Donovan, in turn, today said: “The New York Giants and New York Jets have put Bergen County’s economic growth at risk. Unemployment in Bergen is over 7 percent, a slight decline since I took office. We still have 40% unemployment in the building trades.
“American Dream Meadowlands will put some 9,000 construction workers back on the job and employ an additional 15,000 full time workers,” she added. “It will create an economic ripple with service jobs and venues including hotels, which pay additional taxes and reduce local burdens.”
Donovan said she’ll “take immediate steps to review tax breaks given to the teams,” following a lawsuit filed by both last week to stop development of the $3.7 billion retail and entertainment complex retail and entertainment project.
The county executive said she will meet with East Rutherford officials to discuss ongoing litigation against the Sports Authority and also “review independent action to require the teams to pay taxes on the sale of Personal Seat Licenses (PSLs).”
The County Executive said that she will consider taking legal action against the tax breaks given to the New York Jets in Florham Park in Morris County, as well.
“Everything is now back on the table,” she said.
“Since 1976 the Giants and later the Jets have not paid a dime in taxes to Bergen County.
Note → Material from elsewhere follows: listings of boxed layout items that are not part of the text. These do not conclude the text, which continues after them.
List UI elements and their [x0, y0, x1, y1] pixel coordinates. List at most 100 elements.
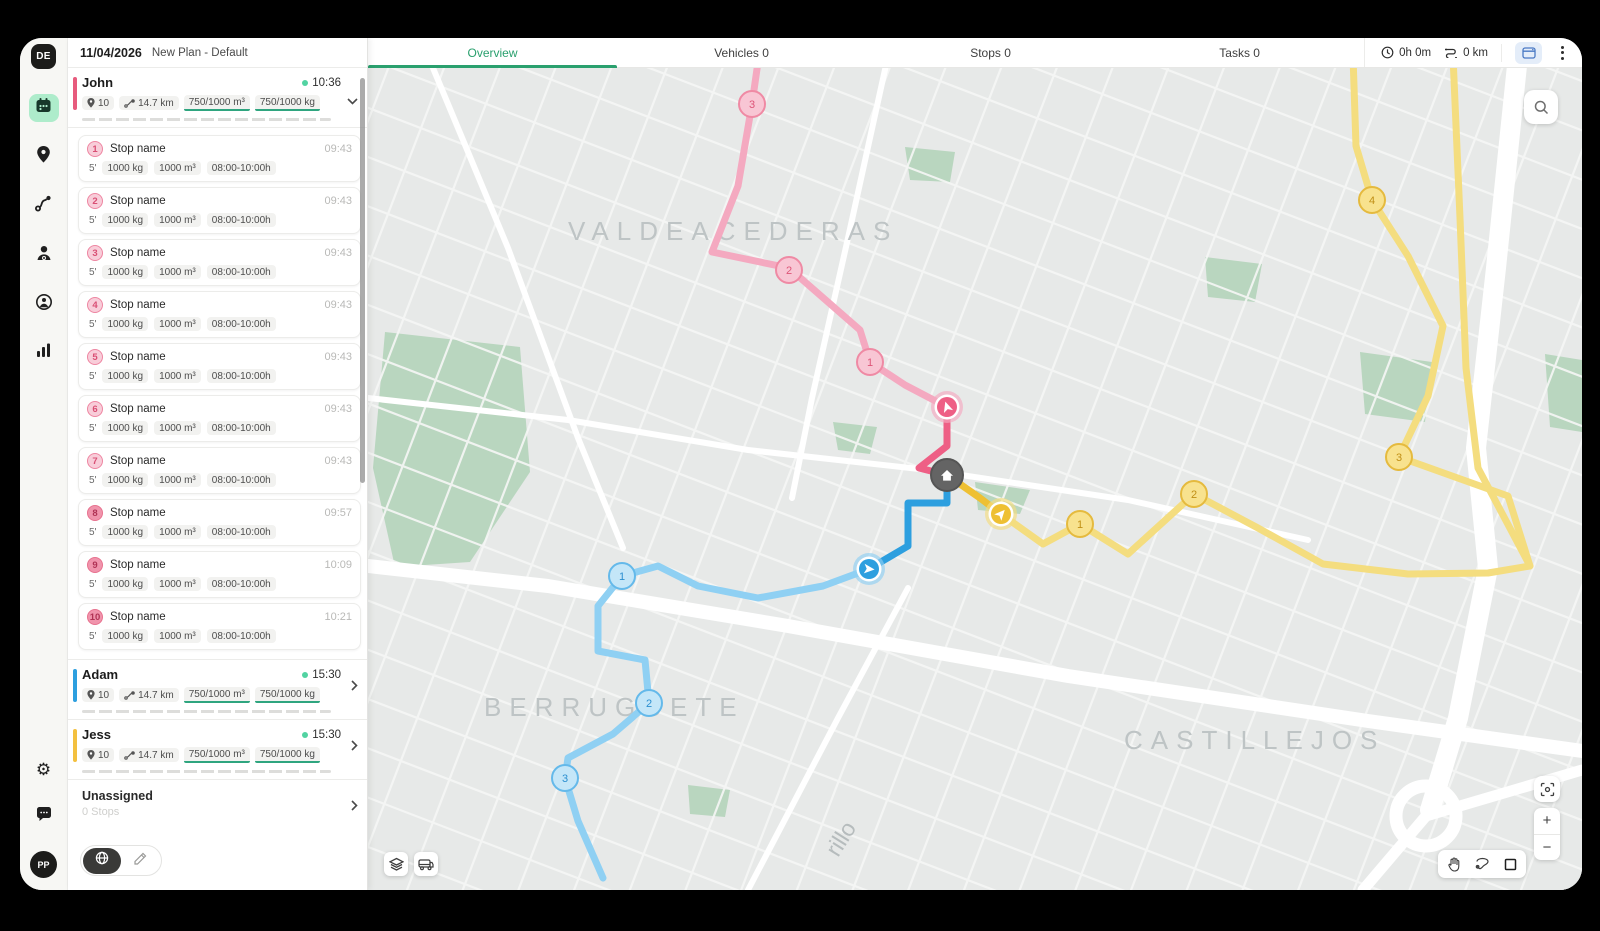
map-stop-marker-adam-2[interactable]: 2: [636, 690, 662, 716]
map-layers-button[interactable]: [384, 852, 408, 876]
zoom-out-button[interactable]: −: [1534, 835, 1560, 861]
box-select-button[interactable]: [1498, 852, 1522, 876]
vehicle-marker-jess[interactable]: [985, 498, 1017, 530]
globe-icon: [95, 851, 109, 870]
svg-text:2: 2: [646, 698, 652, 710]
chevron-right-icon[interactable]: [351, 738, 358, 756]
map-canvas[interactable]: VALDEACEDERASBERRUGUETECASTILLEJOSrillo1…: [368, 68, 1582, 890]
plan-sidebar: 11/04/2026 New Plan - Default John 10:36…: [68, 38, 368, 890]
sidebar-item-routes[interactable]: [29, 192, 59, 220]
chevron-right-icon[interactable]: [351, 678, 358, 696]
map-stop-marker-jess-1[interactable]: 1: [1067, 511, 1093, 537]
unassigned-card[interactable]: Unassigned 0 Stops: [68, 780, 367, 828]
driver-name: Jess: [82, 727, 111, 742]
status-dot: [302, 732, 308, 738]
distance-chip: 14.7 km: [119, 96, 179, 110]
map-stop-marker-john-2[interactable]: 2: [776, 257, 802, 283]
stop-weight-chip: 1000 kg: [102, 161, 148, 175]
company-logo[interactable]: DE: [31, 44, 56, 69]
stops-count-chip: 10: [82, 96, 114, 110]
zoom-in-button[interactable]: +: [1534, 808, 1560, 835]
depot-home-marker[interactable]: [931, 459, 963, 491]
settings-button[interactable]: ⚙: [29, 755, 59, 783]
map-stop-marker-john-1[interactable]: 1: [857, 349, 883, 375]
vehicle-marker-john[interactable]: [931, 391, 963, 423]
sidebar-item-drivers[interactable]: [29, 241, 59, 269]
plan-date[interactable]: 11/04/2026: [80, 46, 142, 60]
unassigned-count: 0 Stops: [82, 806, 341, 818]
driver-card-john[interactable]: John 10:36 10 14.7 km 750/1000 m³ 750/10…: [68, 68, 367, 128]
status-dot: [302, 80, 308, 86]
stop-duration: 5': [89, 631, 96, 642]
recenter-button[interactable]: [1534, 776, 1560, 802]
stop-list-item[interactable]: 3 Stop name 09:43 5' 1000 kg 1000 m³ 08:…: [78, 239, 361, 286]
route-progress-bar: [82, 770, 331, 773]
tab-tasks[interactable]: Tasks 0: [1115, 38, 1364, 67]
map-search-button[interactable]: [1524, 90, 1558, 124]
more-options-button[interactable]: [1555, 42, 1570, 64]
customer-support-icon: [35, 293, 53, 316]
driver-card-adam[interactable]: Adam 15:30 10 14.7 km 750/1000 m³ 750/10…: [68, 659, 367, 720]
route-color-bar: [73, 729, 77, 762]
user-avatar[interactable]: PP: [30, 851, 57, 878]
pin-icon: [87, 690, 95, 700]
map-stop-marker-jess-2[interactable]: 2: [1181, 481, 1207, 507]
route-progress-bar: [82, 710, 331, 713]
layers-icon: [389, 857, 404, 872]
tab-vehicles[interactable]: Vehicles 0: [617, 38, 866, 67]
edit-mode-button[interactable]: [121, 848, 159, 874]
stop-list-item[interactable]: 8 Stop name 09:57 5' 1000 kg 1000 m³ 08:…: [78, 499, 361, 546]
sidebar-scrollbar[interactable]: [360, 78, 365, 483]
stop-duration: 5': [89, 319, 96, 330]
sidebar-item-stops[interactable]: [29, 143, 59, 171]
sidebar-item-analytics[interactable]: [29, 339, 59, 367]
map-stop-marker-john-3[interactable]: 3: [739, 91, 765, 117]
stop-list-item[interactable]: 9 Stop name 10:09 5' 1000 kg 1000 m³ 08:…: [78, 551, 361, 598]
chevron-right-icon[interactable]: [351, 798, 358, 816]
map-stop-marker-jess-4[interactable]: 4: [1359, 187, 1385, 213]
stop-eta: 09:43: [324, 299, 352, 311]
stop-list-item[interactable]: 5 Stop name 09:43 5' 1000 kg 1000 m³ 08:…: [78, 343, 361, 390]
stop-list-item[interactable]: 6 Stop name 09:43 5' 1000 kg 1000 m³ 08:…: [78, 395, 361, 442]
chat-bubble-icon: [35, 806, 53, 828]
pan-hand-button[interactable]: [1442, 852, 1466, 876]
stop-time-window-chip: 08:00-10:00h: [207, 265, 276, 279]
stop-list-item[interactable]: 7 Stop name 09:43 5' 1000 kg 1000 m³ 08:…: [78, 447, 361, 494]
sidebar-item-customers[interactable]: [29, 290, 59, 318]
stop-name: Stop name: [110, 143, 317, 155]
map-stop-marker-jess-3[interactable]: 3: [1386, 444, 1412, 470]
driver-card-jess[interactable]: Jess 15:30 10 14.7 km 750/1000 m³ 750/10…: [68, 720, 367, 780]
route-progress-bar: [82, 118, 331, 121]
stop-name: Stop name: [110, 351, 317, 363]
tab-stops[interactable]: Stops 0: [866, 38, 1115, 67]
stop-list-item[interactable]: 4 Stop name 09:43 5' 1000 kg 1000 m³ 08:…: [78, 291, 361, 338]
stops-count-chip: 10: [82, 688, 114, 702]
distance-chip: 14.7 km: [119, 748, 179, 762]
chat-button[interactable]: [29, 803, 59, 831]
stop-list-item[interactable]: 10 Stop name 10:21 5' 1000 kg 1000 m³ 08…: [78, 603, 361, 650]
stop-eta: 09:43: [324, 195, 352, 207]
map-stop-marker-adam-3[interactable]: 3: [552, 765, 578, 791]
vehicle-marker-adam[interactable]: [853, 553, 885, 585]
driver-eta: 15:30: [302, 669, 341, 681]
stop-list-item[interactable]: 1 Stop name 09:43 5' 1000 kg 1000 m³ 08:…: [78, 135, 361, 182]
clock-icon: [1381, 46, 1394, 59]
stop-volume-chip: 1000 m³: [154, 473, 201, 487]
map-vehicles-button[interactable]: [414, 852, 438, 876]
sidebar-item-plans[interactable]: [29, 94, 59, 122]
stop-weight-chip: 1000 kg: [102, 473, 148, 487]
lasso-select-button[interactable]: [1470, 852, 1494, 876]
tab-overview[interactable]: Overview: [368, 38, 617, 67]
app-window: DE: [20, 38, 1582, 890]
map-mode-button[interactable]: [83, 848, 121, 874]
status-dot: [302, 672, 308, 678]
stop-duration: 5': [89, 579, 96, 590]
distance-route-icon: [1444, 47, 1458, 58]
timeline-panel-button[interactable]: [1515, 42, 1542, 64]
map-stop-marker-adam-1[interactable]: 1: [609, 563, 635, 589]
stop-weight-chip: 1000 kg: [102, 577, 148, 591]
truck-icon: [418, 858, 434, 871]
stop-list-item[interactable]: 2 Stop name 09:43 5' 1000 kg 1000 m³ 08:…: [78, 187, 361, 234]
stop-duration: 5': [89, 423, 96, 434]
chevron-down-icon[interactable]: [347, 92, 358, 110]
Now they have built and own a $1.6 billion building and they still don’t pay any taxes to Bergen County. That’s wrong and it needs to be corrected,” Donovan said.
On top of that, she said she’s directed the Bergen County Police Department “to take steps to assure the safety of fans arriving and departing MetLife Stadium on game days,” with “special attention” to pedestrian safety a priority.
“The New York Giants and New York Jets cite the safety and convenience of their fans as a veiled excuse for their frivolous lawsuit designed to give them a monopoly at the Sports Complex,” Donovan said.
“In their lawsuit, the New York teams rely on what they call a ‘cooperation agreement’ which was agreed to, not negotiated, by former (acting) Governor Codey,” the county executive said. “I described that so-called agreement as a give-a-way then and do so again today.
“According to the New York teams, that agreement allows them to hold development rights ‘to build themed dining and team and other stores…’
“The New York teams admit that this isn’t about the convenience of their fans. It’s about their greed and their effort to monopolize a public space to the detriment of every East Rutherford, Bergen County and New Jersey taxpayer,” Donovan said.
“The New York teams have gotten their way for four decades,” she added. “They have once and for all abused their free ride. It’s time they not only paid their fair share but participate as full contributing members of the business community. Our Meadowlands property is some of the most valuable real estate on the east coast and as County Executive I owe it to my constituents to protect their economic interest, not the Giants and Jets.”